The views expressed by the interviewee do not necessarily reflect the views of the US Department of Justice, or its agencies.

[1] 31 U.S.C. § 5311-30; 12 U.S.C. § 1951 et. seq.

[2] "Hawalas are unregulated international financing networks. Hawalas are not limited to specific geographic regions, and are found throughout the world. The word hawala means "in trust" in Hindi. The money-transfer system is used primarily by individuals to transfer cash, locally or overseas, to people who do not have access to a bank. Hawalas are commonly used by immigrants in Canada. Transfers are usually from one blood relative to another. They leave no paper trail and offer anonymity to both the originator and the recipient." See, e.g., money-transfer systems, hawala style, available at

[3] The Black Peso Market Exchange refers to the complex system of money laundering used by individuals, in many cases drug dealers, to exchange large sums of dollars into pesos without triggering U.S. anti-money laundering laws. The practice usually entailed multiple individuals depositing sums less than $10,000 in numerous U.S. banks.

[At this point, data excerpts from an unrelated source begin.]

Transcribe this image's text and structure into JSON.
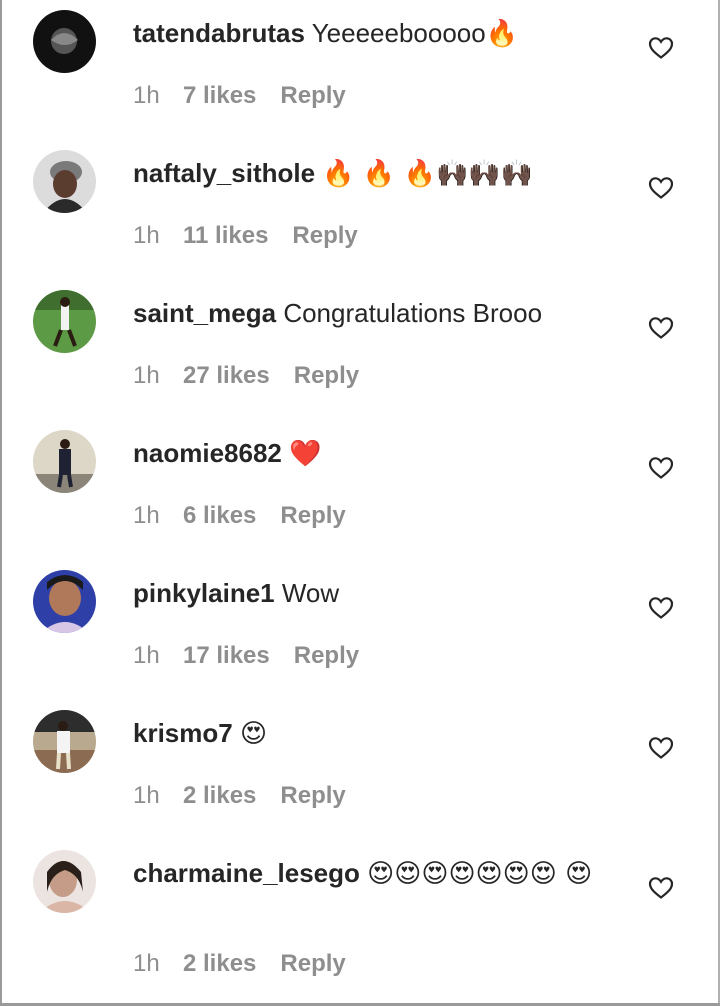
{
  "comments": [
    {
      "username": "tatendabrutas",
      "text": "Yeeeeebooooo",
      "emoji": "🔥",
      "time": "1h",
      "likes": "7 likes",
      "reply": "Reply",
      "avatar_bg": "#111111",
      "avatar_fg": "#666666"
    },
    {
      "username": "naftaly_sithole",
      "text": "",
      "emoji": "🔥 🔥 🔥🙌🏿🙌🏿🙌🏿",
      "time": "1h",
      "likes": "11 likes",
      "reply": "Reply",
      "avatar_bg": "#d8d8d8",
      "avatar_fg": "#3a3a3a"
    },
    {
      "username": "saint_mega",
      "text": "Congratulations Brooo",
      "emoji": "",
      "time": "1h",
      "likes": "27 likes",
      "reply": "Reply",
      "avatar_bg": "#4f8a3c",
      "avatar_fg": "#f2f2f2"
    },
    {
      "username": "naomie8682",
      "text": "",
      "emoji": "❤️",
      "time": "1h",
      "likes": "6 likes",
      "reply": "Reply",
      "avatar_bg": "#d9d4c4",
      "avatar_fg": "#2a2a3a"
    },
    {
      "username": "pinkylaine1",
      "text": "Wow",
      "emoji": "",
      "time": "1h",
      "likes": "17 likes",
      "reply": "Reply",
      "avatar_bg": "#2f3fa8",
      "avatar_fg": "#b07a5a"
    },
    {
      "username": "krismo7",
      "text": "",
      "emoji": "😍",
      "time": "1h",
      "likes": "2 likes",
      "reply": "Reply",
      "avatar_bg": "#b8a890",
      "avatar_fg": "#f4f4f4"
    },
    {
      "username": "charmaine_lesego",
      "text": "",
      "emoji": "😍😍😍😍😍😍😍 😍",
      "time": "1h",
      "likes": "2 likes",
      "reply": "Reply",
      "avatar_bg": "#e8e0dc",
      "avatar_fg": "#c09a88"
    }
  ],
  "colors": {
    "text": "#262626",
    "meta": "#8e8e8e",
    "heart_outline": "#262626"
  }
}
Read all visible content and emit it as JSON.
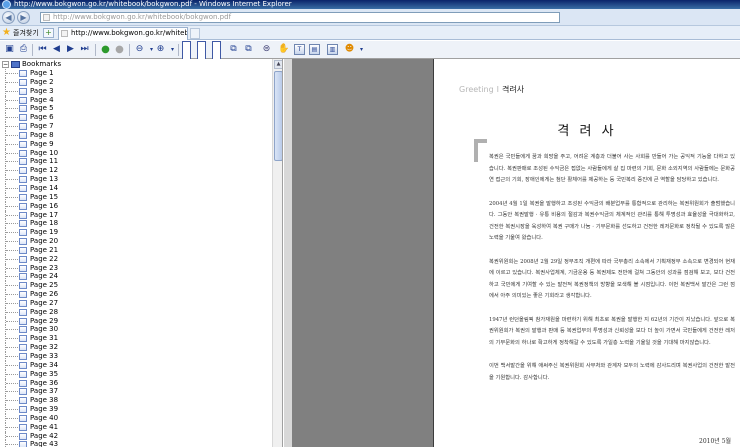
{
  "window": {
    "title": "http://www.bokgwon.go.kr/whitebook/bokgwon.pdf - Windows Internet Explorer"
  },
  "addressbar": {
    "url": "http://www.bokgwon.go.kr/whitebook/bokgwon.pdf"
  },
  "favorites": {
    "label": "즐겨찾기"
  },
  "tab": {
    "title": "http://www.bokgwon.go.kr/whitebook/bokg..."
  },
  "bookmarks": {
    "root_label": "Bookmarks",
    "items": [
      "Page 1",
      "Page 2",
      "Page 3",
      "Page 4",
      "Page 5",
      "Page 6",
      "Page 7",
      "Page 8",
      "Page 9",
      "Page 10",
      "Page 11",
      "Page 12",
      "Page 13",
      "Page 14",
      "Page 15",
      "Page 16",
      "Page 17",
      "Page 18",
      "Page 19",
      "Page 20",
      "Page 21",
      "Page 22",
      "Page 23",
      "Page 24",
      "Page 25",
      "Page 26",
      "Page 27",
      "Page 28",
      "Page 29",
      "Page 30",
      "Page 31",
      "Page 32",
      "Page 33",
      "Page 34",
      "Page 35",
      "Page 36",
      "Page 37",
      "Page 38",
      "Page 39",
      "Page 40",
      "Page 41",
      "Page 42",
      "Page 43"
    ]
  },
  "document": {
    "header_en": "Greeting",
    "header_sep": "I",
    "header_ko": "격려사",
    "title": "격 려 사",
    "paragraphs": [
      "복권은 국민들에게 꿈과 희망을 주고, 어려운 계층과 더불어 사는 사회를 만들어 가는 공익적 기능을 다하고 있습니다. 복권판매로 조성된 수익금은 접없는 사람들에게 살 집 마련의 기회, 문화 소외지역의 사람들에는 문화공연 접근의 기회, 장애인에게는 첨단 활체어를 제공하는 등 국민복리 증진에 큰 역할을 담당하고 있습니다.",
      "2004년 4월 1일 복권을 발행하고 조성된 수익금의 배분업무를 통합적으로 관리하는 복권위원회가 출범했습니다. 그동안 복권발행 · 유통 비용의 절감과 복권수익금의 체계적인 관리를 통해 투명성과 효율성을 극대화하고, 건전한 복권시장을 육성하여 복권 구매가 나눔 · 기부문화를 선도하고 건전한 레저문화로 정착될 수 있도록 많은 노력을 기울여 왔습니다.",
      "복권위원회는 2008년 2월 29일 정부조직 개편에 따라 국무총리 소속에서 기획재정부 소속으로 변경되어 현재에 이르고 있습니다. 복권사업체계, 기금운용 등 복권제도 전반에 걸쳐 그동안의 성과를 점검해 보고, 보다 건전하고 국민에게 기여할 수 있는 발전적 복권정책의 방향을 모색해 볼 시점입니다. 이번 복권백서 발간은 그런 점에서 아주 의미있는 좋은 기회라고 생각합니다.",
      "1947년 런던올림픽 참가재원을 마련하기 위해 최초로 복권을 발행한 지 62년의 기간이 지났습니다. 앞으로 복권위원회가 복권의 발행과 판매 등 복권업무의 투명성과 신뢰성을 보다 더 높이 가면서 국민들에게 건전한 레저의 기부문화의 하나로 확고하게 정착해갈 수 있도록 가일층 노력을 기울일 것을 기대해 마지않습니다.",
      "이번 백서발간을 위해 애써주신 복권위원회 사무처와 관계자 모두의 노력에 감사드리며 복권사업의 건전한 발전을 기원합니다. 감사합니다."
    ],
    "date": "2010년 5월"
  },
  "toolbar_icons": [
    "save-icon",
    "print-icon",
    "first-page-icon",
    "previous-page-icon",
    "next-page-icon",
    "last-page-icon",
    "go-back-icon",
    "go-forward-icon",
    "zoom-out-icon",
    "zoom-in-icon",
    "single-page-icon",
    "continuous-icon",
    "facing-icon",
    "rotate-icon",
    "find-icon",
    "hand-tool-icon",
    "text-select-icon",
    "snapshot-icon",
    "bookmarks-panel-icon",
    "help-icon"
  ]
}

[4] Illegal money service businesses are defined in 18 U.S.C. § 1960. It is an MSB that is not licensed under the state law when applicable, not registered with the Financial Crimes Enforcement Network (FinCEN), or is knowingly engaging in transactions involving criminal proceeds or money promoting crime.

[5] "The mission of the Financial Crimes Enforcement Network is to safeguard the financial system from the abuses of financial crime, including terrorist financing, money laundering, and other illicit activity. We achieve this mission by: Administering the Bank Secrecy Act; Supporting law enforcement, intelligence, and regulatory agencies through sharing and analysis of financial intelligence; Building global cooperation with our counterpart financial intelligence units; Networking people, ideas, and information." See About FinCEN / Mission available at

[6] SARs are coded depending on the kind of transaction involved, whether it relates to money laundering, or possible terrorist financing

Courtney J. Linn is an Assistant U.S. Attorney for the Eastern District of California.